Re:FUCK OFF (Score:4, Interesting)
As a KDE user, I would prefer that to be true. Experience has shown me otherwise.
Re:FUCK OFF (Score:5, Insightful)
bash is the flagship Linux desktop.
Re: (Score:3)
Re: (Score:3)
Personal experience says Red Hat/CentOS and Fedora are the most widespread. I know a total of three Ubuntu users (one of which uses awesome instead of Unity), no Mint users, and a very large number of RH/FC users (through their workplace mostly). My friends (who do not share a work place with me) would report a similar statistic.
Re:FUCK OFF (Score:5, Insightful)
There is one problem: for historic reasons, most distributions install Gnome by default.
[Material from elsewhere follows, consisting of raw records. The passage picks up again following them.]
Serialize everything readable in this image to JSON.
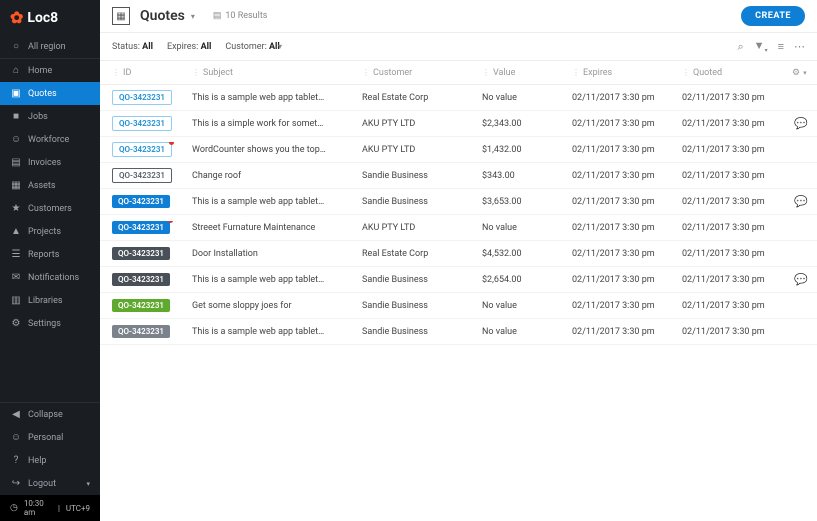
{
  "brand": "Loc8",
  "region": "All region",
  "status": {
    "time": "10:30 am",
    "tz": "UTC+9"
  },
  "nav": [
    {
      "label": "Home",
      "icon": "⌂"
    },
    {
      "label": "Quotes",
      "icon": "▣",
      "active": true
    },
    {
      "label": "Jobs",
      "icon": "■"
    },
    {
      "label": "Workforce",
      "icon": "☺"
    },
    {
      "label": "Invoices",
      "icon": "▤"
    },
    {
      "label": "Assets",
      "icon": "▦"
    },
    {
      "label": "Customers",
      "icon": "★"
    },
    {
      "label": "Projects",
      "icon": "▲"
    },
    {
      "label": "Reports",
      "icon": "☰"
    },
    {
      "label": "Notifications",
      "icon": "✉"
    },
    {
      "label": "Libraries",
      "icon": "▥"
    },
    {
      "label": "Settings",
      "icon": "⚙"
    }
  ],
  "nav_bottom": [
    {
      "label": "Collapse",
      "icon": "◀"
    },
    {
      "label": "Personal",
      "icon": "☺"
    },
    {
      "label": "Help",
      "icon": "?"
    },
    {
      "label": "Logout",
      "icon": "↪"
    }
  ],
  "header": {
    "title": "Quotes",
    "results": "10 Results",
    "create": "CREATE"
  },
  "filters": {
    "status": {
      "label": "Status: ",
      "value": "All"
    },
    "expires": {
      "label": "Expires: ",
      "value": "All"
    },
    "customer": {
      "label": "Customer: ",
      "value": "All"
    }
  },
  "columns": [
    "ID",
    "Subject",
    "Customer",
    "Value",
    "Expires",
    "Quoted"
  ],
  "rows": [
    {
      "id": "QO-3423231",
      "badge": "b-outline-light",
      "dot": false,
      "subject": "This is a sample web app tablet…",
      "customer": "Real Estate Corp",
      "value": "No value",
      "expires": "02/11/2017 3:30 pm",
      "quoted": "02/11/2017 3:30 pm",
      "chat": false
    },
    {
      "id": "QO-3423231",
      "badge": "b-outline-light",
      "dot": false,
      "subject": "This is a simple work for somet…",
      "customer": "AKU PTY LTD",
      "value": "$2,343.00",
      "expires": "02/11/2017 3:30 pm",
      "quoted": "02/11/2017 3:30 pm",
      "chat": true
    },
    {
      "id": "QO-3423231",
      "badge": "b-outline-light",
      "dot": true,
      "subject": "WordCounter shows you the top…",
      "customer": "AKU PTY LTD",
      "value": "$1,432.00",
      "expires": "02/11/2017 3:30 pm",
      "quoted": "02/11/2017 3:30 pm",
      "chat": false
    },
    {
      "id": "QO-3423231",
      "badge": "b-outline-dark",
      "dot": false,
      "subject": "Change roof",
      "customer": "Sandie Business",
      "value": "$343.00",
      "expires": "02/11/2017 3:30 pm",
      "quoted": "02/11/2017 3:30 pm",
      "chat": false
    },
    {
      "id": "QO-3423231",
      "badge": "b-blue",
      "dot": false,
      "subject": "This is a sample web app tablet…",
      "customer": "Sandie Business",
      "value": "$3,653.00",
      "expires": "02/11/2017 3:30 pm",
      "quoted": "02/11/2017 3:30 pm",
      "chat": true
    },
    {
      "id": "QO-3423231",
      "badge": "b-blue",
      "dot": true,
      "subject": "Streeet Furnature Maintenance",
      "customer": "AKU PTY LTD",
      "value": "No value",
      "expires": "02/11/2017 3:30 pm",
      "quoted": "02/11/2017 3:30 pm",
      "chat": false
    },
    {
      "id": "QO-3423231",
      "badge": "b-dark",
      "dot": false,
      "subject": "Door Installation",
      "customer": "Real Estate Corp",
      "value": "$4,532.00",
      "expires": "02/11/2017 3:30 pm",
      "quoted": "02/11/2017 3:30 pm",
      "chat": false
    },
    {
      "id": "QO-3423231",
      "badge": "b-dark",
      "dot": false,
      "subject": "This is a sample web app tablet…",
      "customer": "Sandie Business",
      "value": "$2,654.00",
      "expires": "02/11/2017 3:30 pm",
      "quoted": "02/11/2017 3:30 pm",
      "chat": true
    },
    {
      "id": "QO-3423231",
      "badge": "b-green",
      "dot": false,
      "subject": "Get some sloppy joes for",
      "customer": "Sandie Business",
      "value": "No value",
      "expires": "02/11/2017 3:30 pm",
      "quoted": "02/11/2017 3:30 pm",
      "chat": false
    },
    {
      "id": "QO-3423231",
      "badge": "b-gray",
      "dot": false,
      "subject": "This is a sample web app tablet…",
      "customer": "Sandie Business",
      "value": "No value",
      "expires": "02/11/2017 3:30 pm",
      "quoted": "02/11/2017 3:30 pm",
      "chat": false
    }
  ]
}
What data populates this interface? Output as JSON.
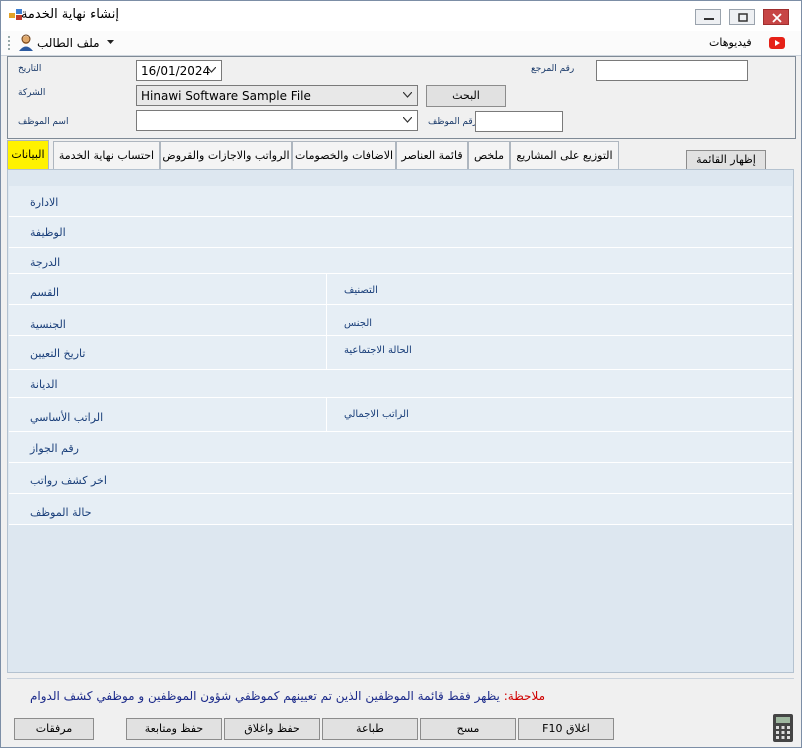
{
  "window": {
    "title": "إنشاء نهاية الخدمة"
  },
  "menubar": {
    "student_file": "ملف الطالب",
    "videos": "فيديوهات"
  },
  "header": {
    "date_label": "التاريخ",
    "date_value": "16/01/2024",
    "ref_label": "رقم المرجع",
    "ref_value": "",
    "company_label": "الشركة",
    "company_value": "Hinawi Software Sample File",
    "search_button": "البحث",
    "emp_name_label": "اسم الموظف",
    "emp_name_value": "",
    "emp_no_label": "رقم الموظف",
    "emp_no_value": ""
  },
  "tabs": [
    {
      "label": "البيانات",
      "active": true
    },
    {
      "label": "احتساب نهاية الخدمة"
    },
    {
      "label": "الرواتب والاجازات والقروض"
    },
    {
      "label": "الاضافات والخصومات"
    },
    {
      "label": "قائمة العناصر"
    },
    {
      "label": "ملخص"
    },
    {
      "label": "التوزيع على المشاريع"
    }
  ],
  "show_list_button": "إظهار القائمة",
  "fields": {
    "department": "الادارة",
    "job": "الوظيفة",
    "grade": "الدرجة",
    "section": "القسم",
    "classification": "التصنيف",
    "nationality": "الجنسية",
    "gender": "الجنس",
    "hire_date": "تاريخ التعيين",
    "marital_status": "الحالة الاجتماعية",
    "religion": "الديانة",
    "basic_salary": "الراتب الأساسي",
    "total_salary": "الراتب الاجمالي",
    "passport_no": "رقم الجواز",
    "last_payslip": "اخر كشف رواتب",
    "employee_status": "حالة الموظف"
  },
  "note": {
    "prefix": "ملاحظة:",
    "text": "يظهر فقط قائمة الموظفين الذين تم تعيينهم كموظفي شؤون الموظفين و موظفي كشف الدوام"
  },
  "footer": {
    "attachments": "مرفقات",
    "save_continue": "حفظ ومتابعة",
    "save_close": "حفظ واغلاق",
    "print": "طباعة",
    "clear": "مسح",
    "close": "F10 اغلاق"
  },
  "colors": {
    "active_tab": "#fff200",
    "note_prefix": "#d00000",
    "note_text": "#1b2a8a",
    "field_label": "#1a3f7a"
  }
}
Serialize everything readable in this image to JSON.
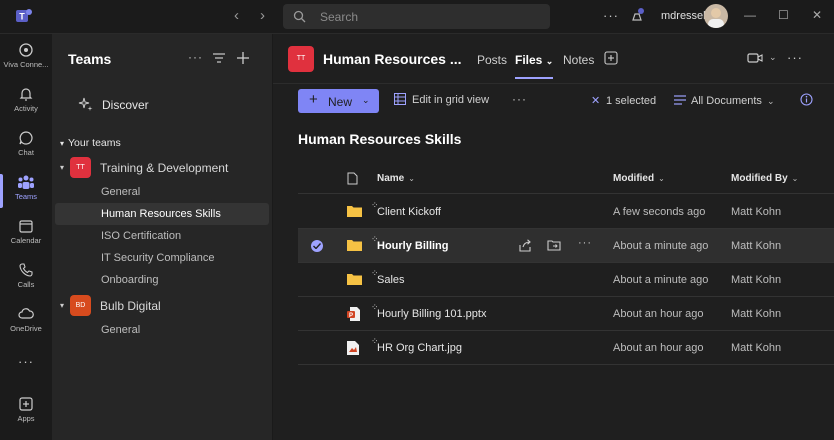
{
  "titlebar": {
    "search_placeholder": "Search",
    "user_name": "mdressel",
    "ellipsis": "···",
    "nav_back": "‹",
    "nav_forward": "›",
    "minimize": "—",
    "maximize": "☐",
    "close": "✕"
  },
  "rail": {
    "items": [
      {
        "label": "Viva Conne..."
      },
      {
        "label": "Activity"
      },
      {
        "label": "Chat"
      },
      {
        "label": "Teams"
      },
      {
        "label": "Calendar"
      },
      {
        "label": "Calls"
      },
      {
        "label": "OneDrive"
      },
      {
        "label": "Apps"
      }
    ],
    "more": "···"
  },
  "teams_panel": {
    "title": "Teams",
    "discover": "Discover",
    "section": "Your teams",
    "teams": [
      {
        "avatar": "TT",
        "name": "Training & Development",
        "color": "#e0313e",
        "channels": [
          "General",
          "Human Resources Skills",
          "ISO Certification",
          "IT Security Compliance",
          "Onboarding"
        ]
      },
      {
        "avatar": "BD",
        "name": "Bulb Digital",
        "color": "#d74b1e",
        "channels": [
          "General"
        ]
      }
    ]
  },
  "channel_header": {
    "avatar": "TT",
    "title": "Human Resources ...",
    "tabs": [
      "Posts",
      "Files",
      "Notes"
    ],
    "active_tab": "Files"
  },
  "command_bar": {
    "new_label": "New",
    "grid_label": "Edit in grid view",
    "selection": "1 selected",
    "view": "All Documents"
  },
  "library": {
    "title": "Human Resources Skills",
    "columns": {
      "name": "Name",
      "modified": "Modified",
      "modified_by": "Modified By"
    },
    "files": [
      {
        "name": "Client Kickoff",
        "modified": "A few seconds ago",
        "modified_by": "Matt Kohn",
        "type": "folder"
      },
      {
        "name": "Hourly Billing",
        "modified": "About a minute ago",
        "modified_by": "Matt Kohn",
        "type": "folder",
        "selected": true
      },
      {
        "name": "Sales",
        "modified": "About a minute ago",
        "modified_by": "Matt Kohn",
        "type": "folder"
      },
      {
        "name": "Hourly Billing 101.pptx",
        "modified": "About an hour ago",
        "modified_by": "Matt Kohn",
        "type": "pptx"
      },
      {
        "name": "HR Org Chart.jpg",
        "modified": "About an hour ago",
        "modified_by": "Matt Kohn",
        "type": "image"
      }
    ]
  },
  "colors": {
    "accent": "#9ea2ff",
    "button": "#7f85f5",
    "folder": "#f6c244",
    "ppt": "#d04423"
  }
}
This needs to be fixed, badly.
Re: (Score:3)
Actually, it needs to be fixed, well.
Installing Gnome is an example of fixing something badly.
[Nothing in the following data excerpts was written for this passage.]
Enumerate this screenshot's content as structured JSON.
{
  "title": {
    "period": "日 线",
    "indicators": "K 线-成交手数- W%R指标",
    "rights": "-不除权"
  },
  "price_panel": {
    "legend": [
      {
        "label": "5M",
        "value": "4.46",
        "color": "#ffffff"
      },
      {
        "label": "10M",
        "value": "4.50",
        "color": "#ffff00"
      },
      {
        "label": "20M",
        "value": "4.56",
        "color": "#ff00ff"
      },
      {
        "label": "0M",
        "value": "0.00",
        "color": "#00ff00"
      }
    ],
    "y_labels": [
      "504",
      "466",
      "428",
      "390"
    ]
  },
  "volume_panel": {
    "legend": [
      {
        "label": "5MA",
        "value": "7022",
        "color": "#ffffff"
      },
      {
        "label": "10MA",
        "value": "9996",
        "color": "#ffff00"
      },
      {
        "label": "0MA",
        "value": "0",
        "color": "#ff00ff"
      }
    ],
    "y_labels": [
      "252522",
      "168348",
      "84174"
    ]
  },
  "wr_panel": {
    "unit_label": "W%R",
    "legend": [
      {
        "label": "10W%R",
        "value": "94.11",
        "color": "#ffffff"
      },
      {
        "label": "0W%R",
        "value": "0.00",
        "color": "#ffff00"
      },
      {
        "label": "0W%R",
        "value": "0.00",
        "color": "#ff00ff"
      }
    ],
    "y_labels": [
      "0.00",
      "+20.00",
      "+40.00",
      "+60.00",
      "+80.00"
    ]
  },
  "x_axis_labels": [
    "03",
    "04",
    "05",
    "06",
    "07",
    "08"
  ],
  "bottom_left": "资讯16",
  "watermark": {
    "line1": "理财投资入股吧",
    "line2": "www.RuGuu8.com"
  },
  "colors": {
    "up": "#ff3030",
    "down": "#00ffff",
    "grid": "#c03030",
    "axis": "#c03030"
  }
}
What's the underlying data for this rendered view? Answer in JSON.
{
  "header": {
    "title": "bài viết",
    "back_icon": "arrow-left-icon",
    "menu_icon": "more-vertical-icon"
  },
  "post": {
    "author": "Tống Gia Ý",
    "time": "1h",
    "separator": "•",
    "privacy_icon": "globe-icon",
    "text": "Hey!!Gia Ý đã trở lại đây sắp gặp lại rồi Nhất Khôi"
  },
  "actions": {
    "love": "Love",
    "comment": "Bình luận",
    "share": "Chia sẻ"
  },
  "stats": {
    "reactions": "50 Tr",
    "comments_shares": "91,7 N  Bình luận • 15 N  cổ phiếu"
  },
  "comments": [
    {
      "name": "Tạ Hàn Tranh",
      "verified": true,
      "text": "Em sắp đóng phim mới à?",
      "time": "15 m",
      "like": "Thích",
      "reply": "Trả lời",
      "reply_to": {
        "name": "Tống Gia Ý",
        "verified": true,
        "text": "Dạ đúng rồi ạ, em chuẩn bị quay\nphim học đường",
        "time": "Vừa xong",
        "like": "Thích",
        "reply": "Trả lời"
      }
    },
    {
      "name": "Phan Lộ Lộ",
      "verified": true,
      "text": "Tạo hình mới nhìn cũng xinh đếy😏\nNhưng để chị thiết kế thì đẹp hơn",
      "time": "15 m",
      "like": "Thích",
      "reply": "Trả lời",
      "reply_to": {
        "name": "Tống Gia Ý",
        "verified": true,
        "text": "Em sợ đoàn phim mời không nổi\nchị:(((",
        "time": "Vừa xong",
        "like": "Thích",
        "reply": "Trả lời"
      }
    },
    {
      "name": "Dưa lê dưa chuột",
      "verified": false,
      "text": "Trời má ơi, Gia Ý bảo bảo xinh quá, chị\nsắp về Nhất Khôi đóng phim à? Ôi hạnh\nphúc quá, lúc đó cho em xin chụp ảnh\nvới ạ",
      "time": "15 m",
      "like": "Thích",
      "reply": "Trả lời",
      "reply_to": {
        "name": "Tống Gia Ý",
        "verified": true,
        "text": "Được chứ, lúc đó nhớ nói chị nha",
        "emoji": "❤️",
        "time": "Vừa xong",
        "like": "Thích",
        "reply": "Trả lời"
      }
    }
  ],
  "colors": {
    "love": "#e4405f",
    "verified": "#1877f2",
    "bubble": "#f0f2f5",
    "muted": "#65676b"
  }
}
OTOH, installing Windows is an example of breaking something. Whether you consider it doing this well or badly is subject to debate.
Re:FUCK OFF (Score:5, Funny)
There is one problem: for historic reasons, most distributions install Gnome by default. This needs to be fixed, badly.
Well, it seems the folks over at GNOME are trying as hard as they can to get it fixed...
The mythical "new user" (Score:4, Interesting)
Two questions:
1) How many "new users" did they actually talk to?
2) How many GNOME users are there, and of those users, how many are "new"?
It sounds to me like they're removing a feature that millions of people use, on a whim.
Re:The mythical "new user" (Score:5, Insightful)
And that's why I'm done with Gnome. They keep doing stupid things and trying to tell me it's for my own good.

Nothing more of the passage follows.